Rupee bond sales by Indian companies are set to revive as borrowing costs have declined to the lowest in a year

Modi Win Revives India Bond Sales as Cost Drops to Year Low
Indian one hundred rupee banknotes are arranged for photograph in India. (Photographer: Dhiraj Singh/Bloomberg)

(Bloomberg) -- After a dull start to the quarter, rupee bond sales by Indian companies are set to gather pace as borrowing costs have declined to the lowest in a year after Prime Minister Narendra Modi’s landslide victory.

Billionaire Kumar Mangalam Birla’s Grasim Industries Ltd. and UltraTech Cement Ltd. plan to raise a combined 7.5 billion rupees ($108 million) selling five-year bonds.
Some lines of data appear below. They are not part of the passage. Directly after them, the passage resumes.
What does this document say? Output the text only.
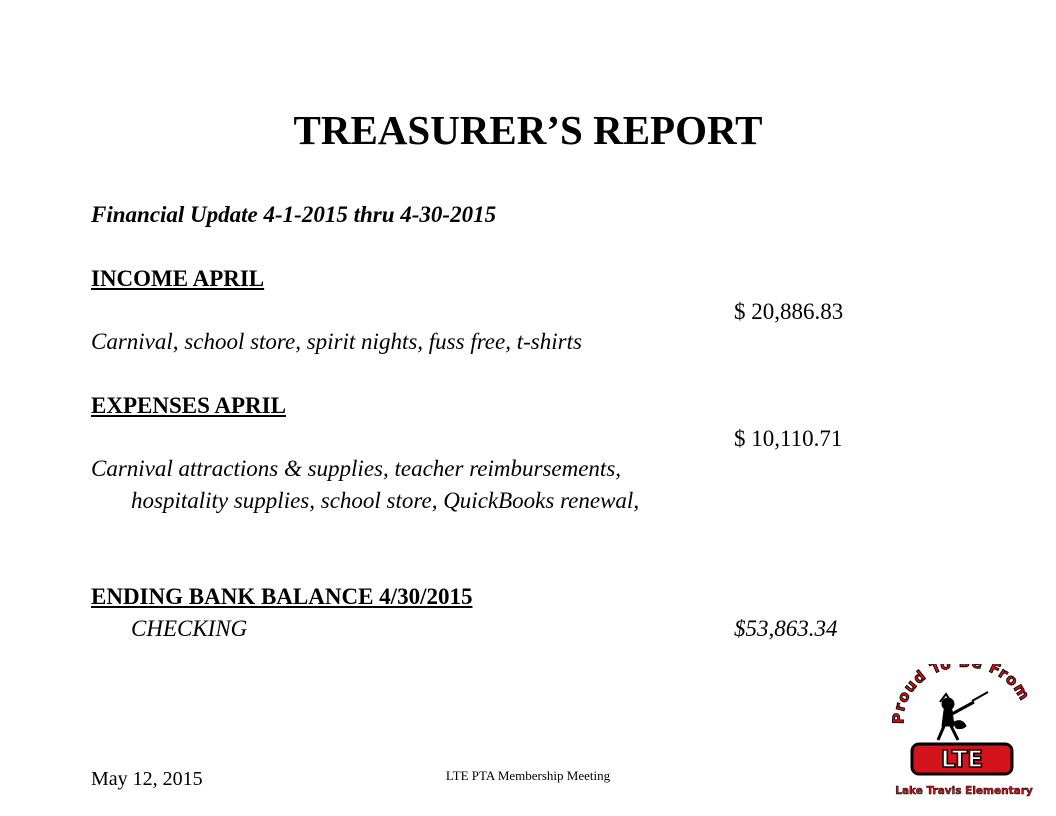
TREASURER’S REPORT
Financial Update 4-1-2015 thru 4-30-2015
INCOME APRIL
$ 20,886.83
Carnival, school store, spirit nights, fuss free, t-shirts
EXPENSES APRIL
$ 10,110.71
Carnival attractions & supplies, teacher reimbursements,
hospitality supplies, school store, QuickBooks renewal,
ENDING BANK BALANCE 4/30/2015
CHECKING	$53,863.34
May 12, 2015	LTE PTA Membership Meeting
Proud To From
LTE
Lake Travis Elementary
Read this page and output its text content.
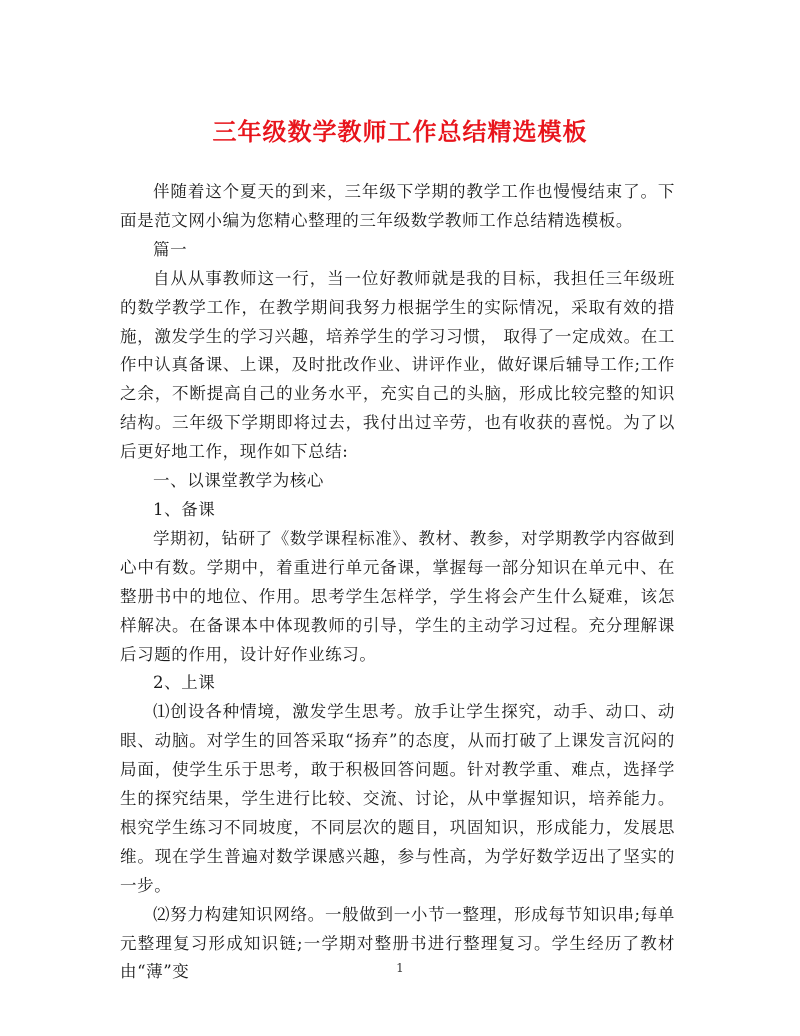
三年级数学教师工作总结精选模板

伴随着这个夏天的到来，三年级下学期的教学工作也慢慢结束了。下面是范文网小编为您精心整理的三年级数学教师工作总结精选模板。

篇一

自从从事教师这一行，当一位好教师就是我的目标，我担任三年级班的数学教学工作，在教学期间我努力根据学生的实际情况，采取有效的措施，激发学生的学习兴趣，培养学生的学习习惯， 取得了一定成效。在工作中认真备课、上课，及时批改作业、讲评作业，做好课后辅导工作;工作之余，不断提高自己的业务水平，充实自己的头脑，形成比较完整的知识结构。三年级下学期即将过去，我付出过辛劳，也有收获的喜悦。为了以后更好地工作，现作如下总结:

一、以课堂教学为核心

1、备课

学期初，钻研了《数学课程标准》、教材、教参，对学期教学内容做到心中有数。学期中，着重进行单元备课，掌握每一部分知识在单元中、在整册书中的地位、作用。思考学生怎样学，学生将会产生什么疑难，该怎样解决。在备课本中体现教师的引导，学生的主动学习过程。充分理解课后习题的作用，设计好作业练习。

2、上课

⑴创设各种情境，激发学生思考。放手让学生探究，动手、动口、动眼、动脑。对学生的回答采取“扬弃”的态度，从而打破了上课发言沉闷的局面，使学生乐于思考，敢于积极回答问题。针对教学重、难点，选择学生的探究结果，学生进行比较、交流、讨论，从中掌握知识，培养能力。根究学生练习不同坡度，不同层次的题目，巩固知识，形成能力，发展思维。现在学生普遍对数学课感兴趣，参与性高，为学好数学迈出了坚实的一步。

⑵努力构建知识网络。一般做到一小节一整理，形成每节知识串;每单元整理复习形成知识链;一学期对整册书进行整理复习。学生经历了教材由“薄”变	1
State-owned NLC India Ltd. priced 14.75 billion rupees of debt -- its first issuance in a decade -- as average yield for 10-year AAA paper fell to 8.29% Tuesday, the cheapest since last May.

“Yields have come down and corporates waiting to refinance will borrow,” said Sandeep Bagla, associate director at Trust Group in Mumbai. “Issuance will pick up pace as clarity on the regime improves business sentiment.”

Modi Win Revives India Bond Sales as Cost Drops to Year Low

JSW Steel Ltd., the nation’s second-biggest producer, plans to raise 70 billion rupees via bonds and State Bank of India, the country’s largest lender, is considering raising as much as 50 billion rupees through notes on Wednesday, according to exchange filings.

Local-currency issuance in the three-month period that began April 1 is about 700 billion rupees, or 25% of the total raised in the March quarter, as companies held off fundraising during the six-week election process that ended May 19. Corporate bond sales in the year to March 2020 may be between 6.75 trillion rupees to 7 trillion rupees, up from 6.5 trillion rupees a year earlier, according to Care Ratings.

The potential for reforms after Modi’s comprehensive victory is likely to improve the flow of foreign capital to corporates, according to S&P Global Ratings. That’s good news for India’s credit markets, which have suffered from a crisis of confidence after shock defaults since last year by Infrastructure Leasing & Financial Services Ltd. and a string of downgrades at mortgage lender Dewan Housing Finance Corp. and Reliance Capital Ltd.